MPR Photo/Jennifer Simonson

Minnesota's head labor market analyst, Steve Hine, says it's bit harder to nail down what the supply/demand ratio looks like for tech jobs at the state level.

Hine says the data sources are different, for starters, and one of the key measures at the state level, the semi-annual job vacancy survey, is several months old. When Hine compares that outdated job vacancy information to unemployment claims for people who identify themselves as working in computer professions, the supply/demand ratio is closer to parity.

Still, Hine says both in Minnesota and nationally, job prospects for IT workers have improved markedly since the recession.

"The trends we've been observing would point towards a much tighter market -- perhaps even a shift from being a buyer's market to a sellers' market,"he said.

New Minnesota job vacancy numbers due out this summer will give a clearer picture of what's happening with IT jobs in Minnesota.

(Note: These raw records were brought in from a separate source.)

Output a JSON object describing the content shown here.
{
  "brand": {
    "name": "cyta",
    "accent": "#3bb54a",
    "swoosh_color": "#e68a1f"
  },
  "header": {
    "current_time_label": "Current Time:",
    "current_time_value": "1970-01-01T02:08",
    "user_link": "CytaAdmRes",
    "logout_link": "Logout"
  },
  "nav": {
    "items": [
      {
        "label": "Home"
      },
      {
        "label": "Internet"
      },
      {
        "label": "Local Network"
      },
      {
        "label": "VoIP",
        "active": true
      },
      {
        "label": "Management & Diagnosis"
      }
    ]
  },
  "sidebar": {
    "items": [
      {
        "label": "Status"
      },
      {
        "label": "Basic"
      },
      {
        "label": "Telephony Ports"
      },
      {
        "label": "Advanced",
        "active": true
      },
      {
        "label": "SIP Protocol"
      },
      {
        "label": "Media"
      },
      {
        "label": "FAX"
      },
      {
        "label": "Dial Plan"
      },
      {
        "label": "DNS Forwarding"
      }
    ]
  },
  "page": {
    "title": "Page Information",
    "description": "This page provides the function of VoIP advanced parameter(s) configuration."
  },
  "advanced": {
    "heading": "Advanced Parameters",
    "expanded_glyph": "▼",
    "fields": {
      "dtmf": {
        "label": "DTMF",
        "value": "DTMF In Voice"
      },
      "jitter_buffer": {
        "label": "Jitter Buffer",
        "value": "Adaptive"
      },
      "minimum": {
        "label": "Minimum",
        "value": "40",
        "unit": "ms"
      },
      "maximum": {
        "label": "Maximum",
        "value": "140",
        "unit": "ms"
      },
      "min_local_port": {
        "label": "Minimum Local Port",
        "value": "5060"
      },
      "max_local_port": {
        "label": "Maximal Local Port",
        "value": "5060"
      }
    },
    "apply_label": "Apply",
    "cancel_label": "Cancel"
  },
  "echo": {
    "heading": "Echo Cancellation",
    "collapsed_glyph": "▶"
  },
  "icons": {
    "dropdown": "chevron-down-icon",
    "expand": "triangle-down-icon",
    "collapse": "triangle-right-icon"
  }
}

Given that Minnesota's overall labor market has been losing jobs lately, it could be that the tech world is living in its own happy little sphere.

Back at the collaborative workspace in Minneapolis, Jamie Thingelstad, the chief information and operating officer of a tech company called 8th Bridge, says he just hired several new Web developers in recent months.

And while Thingelstad sees a lot of momentum at companies like his, he knows that the tech sector is too small to prop up the recovery. And the rest of the economy still seems fragile to him.

"It feels a little odd sometimes because I do think in tech, there is this, for lack of a better world, bubble, that is different from other sectors," Thingelstad says.

And given that disconnect, Thingelstad says he wonders just how long the current tech boom can last.